Highly Active Nanoperovskite Catalysts for Oxygen Evolution Reaction: Insights into Activity and Stability of Ba0.5Sr0.5Co0.8Fe0.2O3 and PrBaCo2O6

TL;DR

This study compares two nanoperovskite catalysts, Ba0.5Sr0.5Co0.8Fe0.2O3 and PrBaCo2O6, revealing their activity, stability, and degradation mechanisms for oxygen evolution, combining experimental synthesis, operando spectroscopy, and theoretical thermodynamic analysis.

Contribution

It introduces a scalable synthesis method for highly active nanoperovskite catalysts and provides detailed insights into their stability and degradation mechanisms under operational conditions.

Findings

BSCF shows 50x higher activity than traditional methods.

BSCF maintains stability by surface reconstruction into oxyhydroxide layers.

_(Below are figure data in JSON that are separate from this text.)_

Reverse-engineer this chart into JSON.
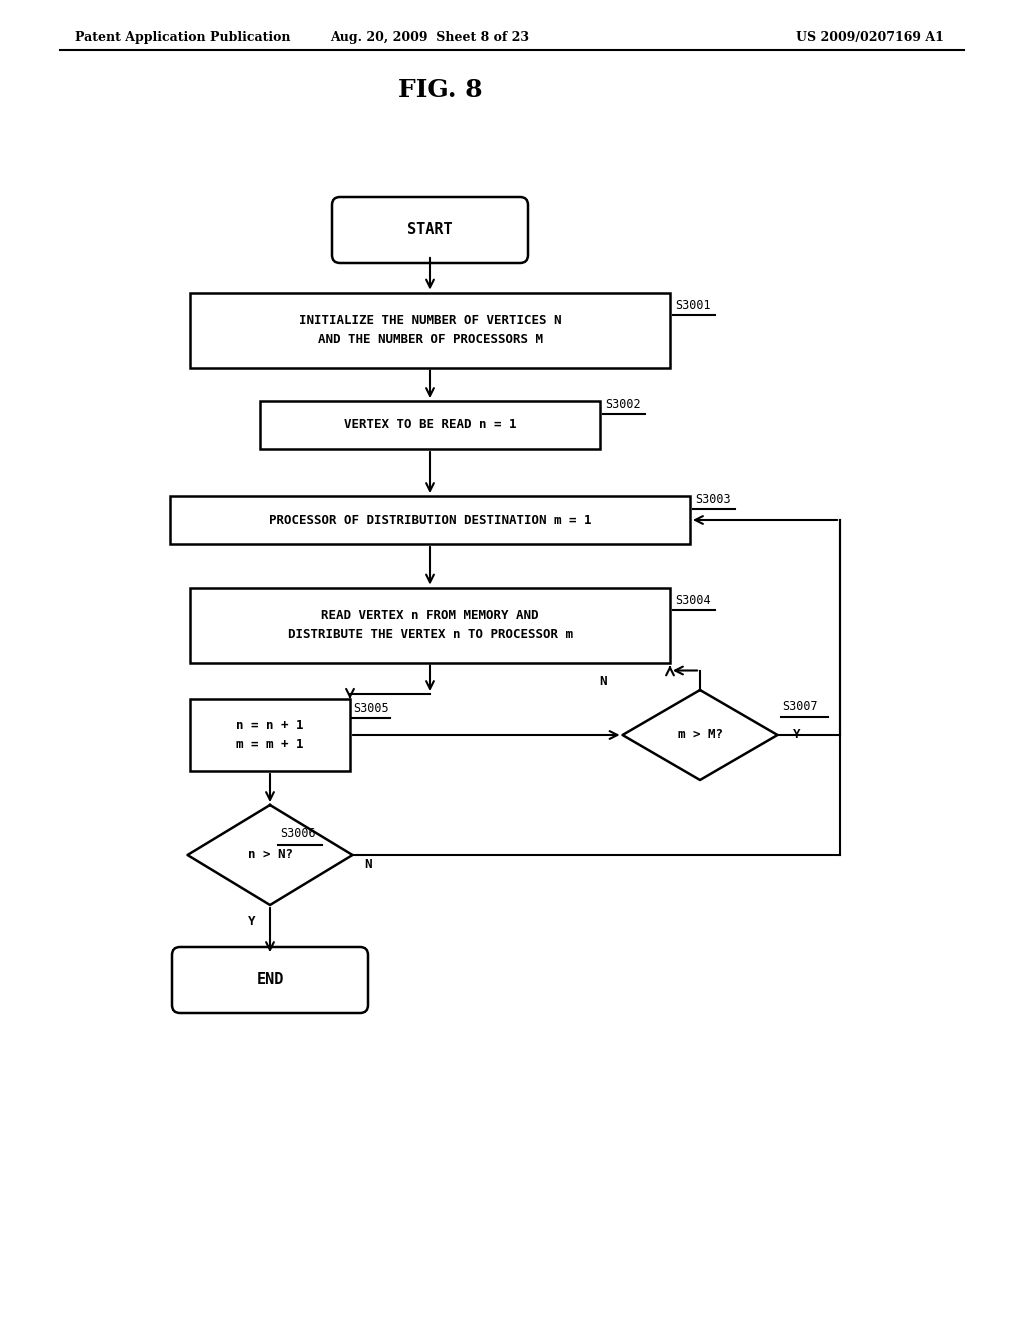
{
  "title": "FIG. 8",
  "header_left": "Patent Application Publication",
  "header_mid": "Aug. 20, 2009  Sheet 8 of 23",
  "header_right": "US 2009/0207169 A1",
  "bg_color": "#ffffff",
  "text_color": "#000000",
  "start_label": "START",
  "end_label": "END",
  "s3001_label": "INITIALIZE THE NUMBER OF VERTICES N\nAND THE NUMBER OF PROCESSORS M",
  "s3002_label": "VERTEX TO BE READ n = 1",
  "s3003_label": "PROCESSOR OF DISTRIBUTION DESTINATION m = 1",
  "s3004_label": "READ VERTEX n FROM MEMORY AND\nDISTRIBUTE THE VERTEX n TO PROCESSOR m",
  "s3005_label": "n = n + 1\nm = m + 1",
  "s3006_label": "n > N?",
  "s3007_label": "m > M?",
  "tag_s3001": "S3001",
  "tag_s3002": "S3002",
  "tag_s3003": "S3003",
  "tag_s3004": "S3004",
  "tag_s3005": "S3005",
  "tag_s3006": "S3006",
  "tag_s3007": "S3007"
}
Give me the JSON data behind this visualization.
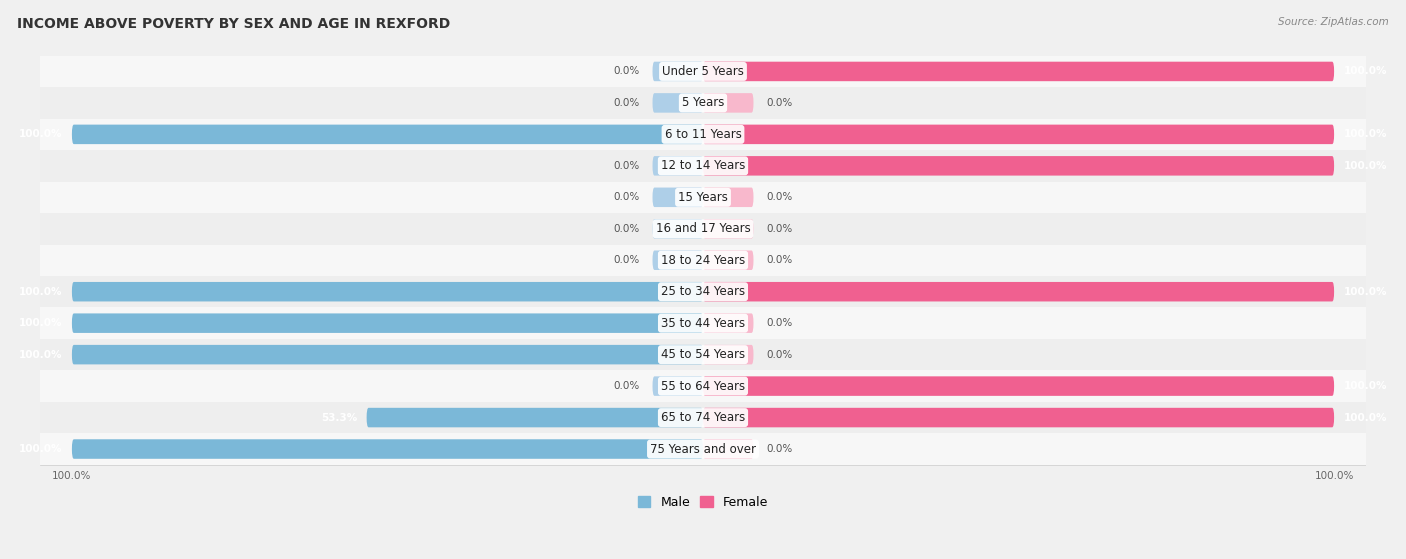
{
  "title": "INCOME ABOVE POVERTY BY SEX AND AGE IN REXFORD",
  "source": "Source: ZipAtlas.com",
  "categories": [
    "Under 5 Years",
    "5 Years",
    "6 to 11 Years",
    "12 to 14 Years",
    "15 Years",
    "16 and 17 Years",
    "18 to 24 Years",
    "25 to 34 Years",
    "35 to 44 Years",
    "45 to 54 Years",
    "55 to 64 Years",
    "65 to 74 Years",
    "75 Years and over"
  ],
  "male_values": [
    0.0,
    0.0,
    100.0,
    0.0,
    0.0,
    0.0,
    0.0,
    100.0,
    100.0,
    100.0,
    0.0,
    53.3,
    100.0
  ],
  "female_values": [
    100.0,
    0.0,
    100.0,
    100.0,
    0.0,
    0.0,
    0.0,
    100.0,
    0.0,
    0.0,
    100.0,
    100.0,
    0.0
  ],
  "male_color_full": "#7BB8D8",
  "male_color_stub": "#AECFE8",
  "female_color_full": "#F06090",
  "female_color_stub": "#F8B8CC",
  "row_bg_light": "#f7f7f7",
  "row_bg_dark": "#eeeeee",
  "fig_bg": "#f0f0f0",
  "title_fontsize": 10,
  "label_fontsize": 8.5,
  "value_fontsize": 7.5,
  "axis_label_fontsize": 7.5,
  "legend_fontsize": 9
}
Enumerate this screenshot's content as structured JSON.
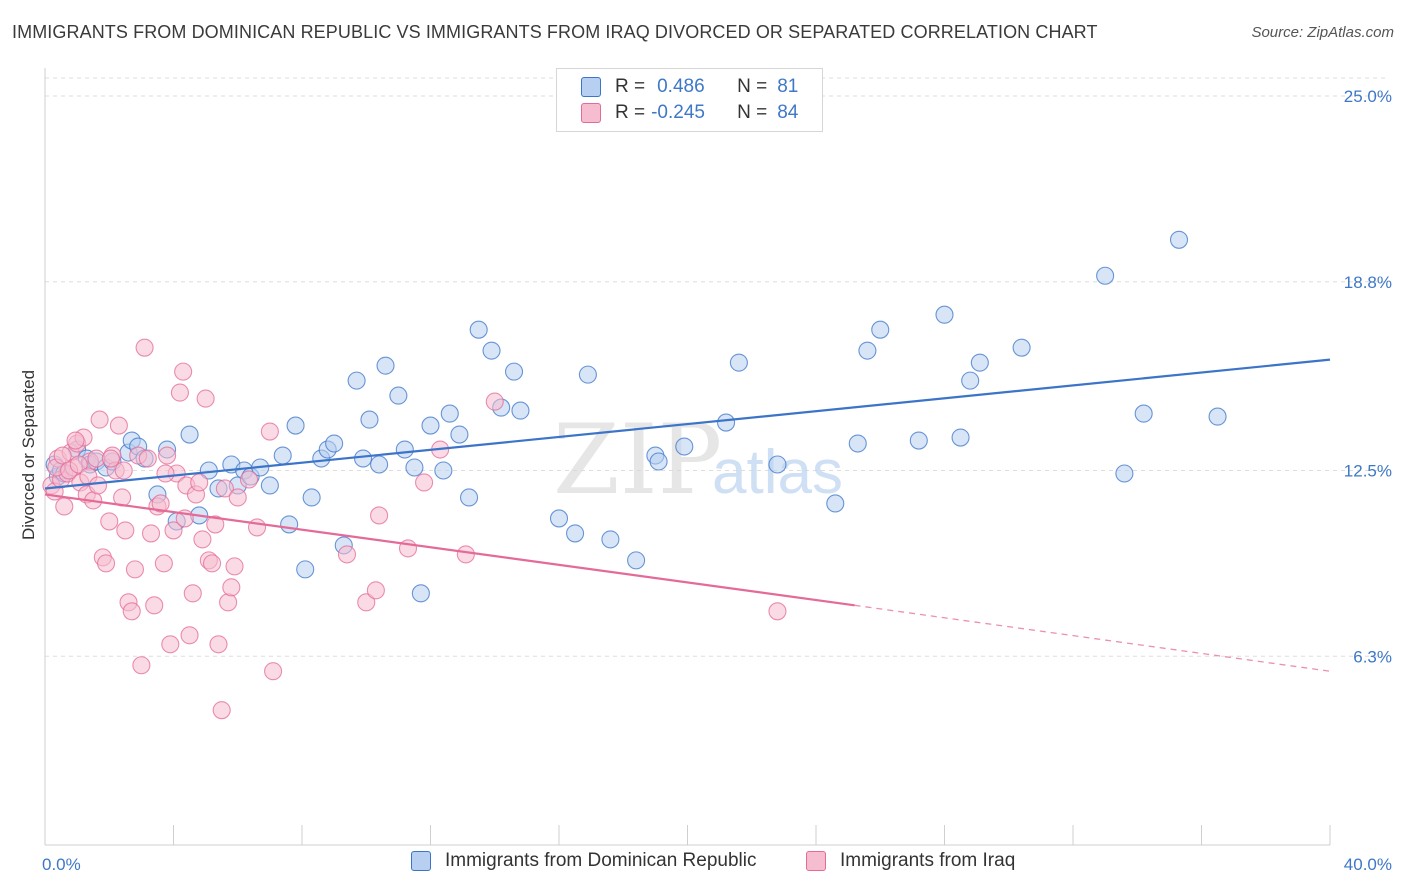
{
  "title": "IMMIGRANTS FROM DOMINICAN REPUBLIC VS IMMIGRANTS FROM IRAQ DIVORCED OR SEPARATED CORRELATION CHART",
  "source": "Source: ZipAtlas.com",
  "watermark": {
    "zip": "ZIP",
    "atlas": "atlas"
  },
  "colors": {
    "blue": "#3b74c9",
    "blue_fill": "#b7cff1",
    "pink": "#e46a97",
    "pink_fill": "#f6bdd0",
    "grid": "#dcdcdc",
    "axis_text": "#3e78c6"
  },
  "legend": {
    "r_label": "R =",
    "n_label": "N =",
    "series": [
      {
        "r": "0.486",
        "n": "81"
      },
      {
        "r": "-0.245",
        "n": "84"
      }
    ]
  },
  "chart_data": {
    "type": "scatter",
    "ylabel": "Divorced or Separated",
    "xlim": [
      0,
      40
    ],
    "ylim": [
      0,
      26.3
    ],
    "x_tick_labels": [
      "0.0%",
      "40.0%"
    ],
    "y_ticks": [
      6.3,
      12.5,
      18.8,
      25.0
    ],
    "y_tick_labels": [
      "6.3%",
      "12.5%",
      "18.8%",
      "25.0%"
    ],
    "grid": true,
    "series": [
      {
        "name": "Immigrants from Dominican Republic",
        "trend": {
          "x": [
            0,
            40
          ],
          "y": [
            11.9,
            16.2
          ],
          "dashed_from": null
        },
        "points": [
          [
            0.3,
            12.7
          ],
          [
            0.4,
            12.3
          ],
          [
            0.5,
            12.5
          ],
          [
            0.6,
            12.4
          ],
          [
            1.0,
            13.2
          ],
          [
            1.3,
            12.9
          ],
          [
            1.4,
            12.7
          ],
          [
            1.6,
            12.8
          ],
          [
            1.9,
            12.6
          ],
          [
            2.1,
            12.8
          ],
          [
            2.6,
            13.1
          ],
          [
            2.7,
            13.5
          ],
          [
            2.9,
            13.3
          ],
          [
            3.1,
            12.9
          ],
          [
            3.5,
            11.7
          ],
          [
            3.8,
            13.2
          ],
          [
            4.1,
            10.8
          ],
          [
            4.5,
            13.7
          ],
          [
            4.8,
            11.0
          ],
          [
            5.1,
            12.5
          ],
          [
            5.4,
            11.9
          ],
          [
            5.8,
            12.7
          ],
          [
            6.0,
            12.0
          ],
          [
            6.2,
            12.5
          ],
          [
            6.4,
            12.3
          ],
          [
            6.7,
            12.6
          ],
          [
            7.0,
            12.0
          ],
          [
            7.4,
            13.0
          ],
          [
            7.6,
            10.7
          ],
          [
            7.8,
            14.0
          ],
          [
            8.1,
            9.2
          ],
          [
            8.3,
            11.6
          ],
          [
            8.6,
            12.9
          ],
          [
            8.8,
            13.2
          ],
          [
            9.0,
            13.4
          ],
          [
            9.3,
            10.0
          ],
          [
            9.7,
            15.5
          ],
          [
            9.9,
            12.9
          ],
          [
            10.1,
            14.2
          ],
          [
            10.4,
            12.7
          ],
          [
            10.6,
            16.0
          ],
          [
            11.0,
            15.0
          ],
          [
            11.2,
            13.2
          ],
          [
            11.5,
            12.6
          ],
          [
            11.7,
            8.4
          ],
          [
            12.0,
            14.0
          ],
          [
            12.4,
            12.5
          ],
          [
            12.6,
            14.4
          ],
          [
            12.9,
            13.7
          ],
          [
            13.2,
            11.6
          ],
          [
            13.5,
            17.2
          ],
          [
            13.9,
            16.5
          ],
          [
            14.2,
            14.6
          ],
          [
            14.6,
            15.8
          ],
          [
            14.8,
            14.5
          ],
          [
            16.0,
            10.9
          ],
          [
            16.5,
            10.4
          ],
          [
            16.9,
            15.7
          ],
          [
            17.6,
            10.2
          ],
          [
            18.4,
            9.5
          ],
          [
            19.0,
            13.0
          ],
          [
            19.1,
            12.8
          ],
          [
            19.9,
            13.3
          ],
          [
            21.2,
            14.1
          ],
          [
            21.6,
            16.1
          ],
          [
            22.8,
            12.7
          ],
          [
            24.6,
            11.4
          ],
          [
            25.3,
            13.4
          ],
          [
            25.6,
            16.5
          ],
          [
            26.0,
            17.2
          ],
          [
            27.2,
            13.5
          ],
          [
            28.0,
            17.7
          ],
          [
            28.5,
            13.6
          ],
          [
            28.8,
            15.5
          ],
          [
            29.1,
            16.1
          ],
          [
            30.4,
            16.6
          ],
          [
            33.0,
            19.0
          ],
          [
            33.6,
            12.4
          ],
          [
            34.2,
            14.4
          ],
          [
            35.3,
            20.2
          ],
          [
            36.5,
            14.3
          ]
        ]
      },
      {
        "name": "Immigrants from Iraq",
        "trend": {
          "x": [
            0,
            25.2,
            40
          ],
          "y": [
            11.7,
            8.0,
            5.8
          ],
          "dashed_from": 25.2
        },
        "points": [
          [
            0.2,
            12.0
          ],
          [
            0.3,
            11.8
          ],
          [
            0.4,
            12.9
          ],
          [
            0.5,
            12.2
          ],
          [
            0.6,
            11.3
          ],
          [
            0.7,
            12.4
          ],
          [
            0.8,
            13.1
          ],
          [
            0.9,
            12.6
          ],
          [
            1.0,
            13.4
          ],
          [
            1.1,
            12.1
          ],
          [
            1.2,
            13.6
          ],
          [
            1.3,
            11.7
          ],
          [
            1.4,
            12.8
          ],
          [
            1.5,
            11.5
          ],
          [
            1.6,
            12.9
          ],
          [
            1.7,
            14.2
          ],
          [
            1.8,
            9.6
          ],
          [
            1.9,
            9.4
          ],
          [
            2.0,
            10.8
          ],
          [
            2.1,
            13.0
          ],
          [
            2.2,
            12.5
          ],
          [
            2.3,
            14.0
          ],
          [
            2.4,
            11.6
          ],
          [
            2.5,
            10.5
          ],
          [
            2.6,
            8.1
          ],
          [
            2.7,
            7.8
          ],
          [
            2.8,
            9.2
          ],
          [
            2.9,
            13.0
          ],
          [
            3.0,
            6.0
          ],
          [
            3.1,
            16.6
          ],
          [
            3.2,
            12.9
          ],
          [
            3.3,
            10.4
          ],
          [
            3.4,
            8.0
          ],
          [
            3.5,
            11.3
          ],
          [
            3.6,
            11.4
          ],
          [
            3.7,
            9.4
          ],
          [
            3.8,
            13.0
          ],
          [
            3.9,
            6.7
          ],
          [
            4.0,
            10.5
          ],
          [
            4.1,
            12.4
          ],
          [
            4.2,
            15.1
          ],
          [
            4.3,
            15.8
          ],
          [
            4.4,
            12.0
          ],
          [
            4.5,
            7.0
          ],
          [
            4.6,
            8.4
          ],
          [
            4.7,
            11.7
          ],
          [
            4.8,
            12.1
          ],
          [
            4.9,
            10.2
          ],
          [
            5.0,
            14.9
          ],
          [
            5.1,
            9.5
          ],
          [
            5.2,
            9.4
          ],
          [
            5.3,
            10.7
          ],
          [
            5.4,
            6.7
          ],
          [
            5.5,
            4.5
          ],
          [
            5.6,
            11.9
          ],
          [
            5.7,
            8.1
          ],
          [
            5.8,
            8.6
          ],
          [
            5.9,
            9.3
          ],
          [
            6.0,
            11.6
          ],
          [
            6.6,
            10.6
          ],
          [
            7.0,
            13.8
          ],
          [
            7.1,
            5.8
          ],
          [
            9.4,
            9.7
          ],
          [
            10.0,
            8.1
          ],
          [
            10.3,
            8.5
          ],
          [
            10.4,
            11.0
          ],
          [
            11.3,
            9.9
          ],
          [
            11.8,
            12.1
          ],
          [
            12.3,
            13.2
          ],
          [
            13.1,
            9.7
          ],
          [
            14.0,
            14.8
          ],
          [
            22.8,
            7.8
          ],
          [
            0.35,
            12.6
          ],
          [
            0.55,
            13.0
          ],
          [
            0.75,
            12.5
          ],
          [
            1.05,
            12.7
          ],
          [
            1.35,
            12.3
          ],
          [
            1.65,
            12.0
          ],
          [
            2.05,
            12.9
          ],
          [
            2.45,
            12.5
          ],
          [
            3.75,
            12.4
          ],
          [
            4.35,
            10.9
          ],
          [
            6.35,
            12.2
          ],
          [
            0.95,
            13.5
          ]
        ]
      }
    ]
  }
}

PBCO exhibits high initial activity but degrades due to thermodynamic instability.

Abstract

It is shown that producing PrBaCo2O5 and Ba0.5Sr0.5Co0.8Fe0.2O3 nanoparticle by a scalable synthesis method leads to high mass activities for the oxygen evolution reaction with outstanding improvements by 10 and 50 times, respectively, compared to those prepared via the state of the art synthesis method. Here, detailed comparisons at both laboratory and industrial scales show that Ba0.5Sr0.5Co0.8Fe0.2O3 appears to be the most active and stable perovskite catalyst under alkaline conditions, while PrBaCo2O6 reveals thermodynamic instability described by the density functional theory based Pourbaix diagrams highlighting cation dissolution under oxygen evolution conditions. Operando Xray absorption spectroscopy is used in parallel to monitor electronic and structural changes of the catalysts during oxygen evolution reaction. The exceptional BSCF functional stability can be correlated to its thermodynamic metastability under oxygen evolution conditions as highlighted by Pourbaix diagram analysis. BSCF is able to dynamically self reconstruct its surface, leading to formation of Co based oxyhydroxide layers while retaining its structural stability. Differently, PBCO demonstrates a high initial oxygen evolution reaction activity while it undergoes a degradation process considering its thermodynamic instability under oxygen evolution conditions as anticipated by its Pourbaix diagram. Overall, this work demonstrates a synergetic approach of using both experimental and theoretical studies to understand the behavior of perovskite catalysts.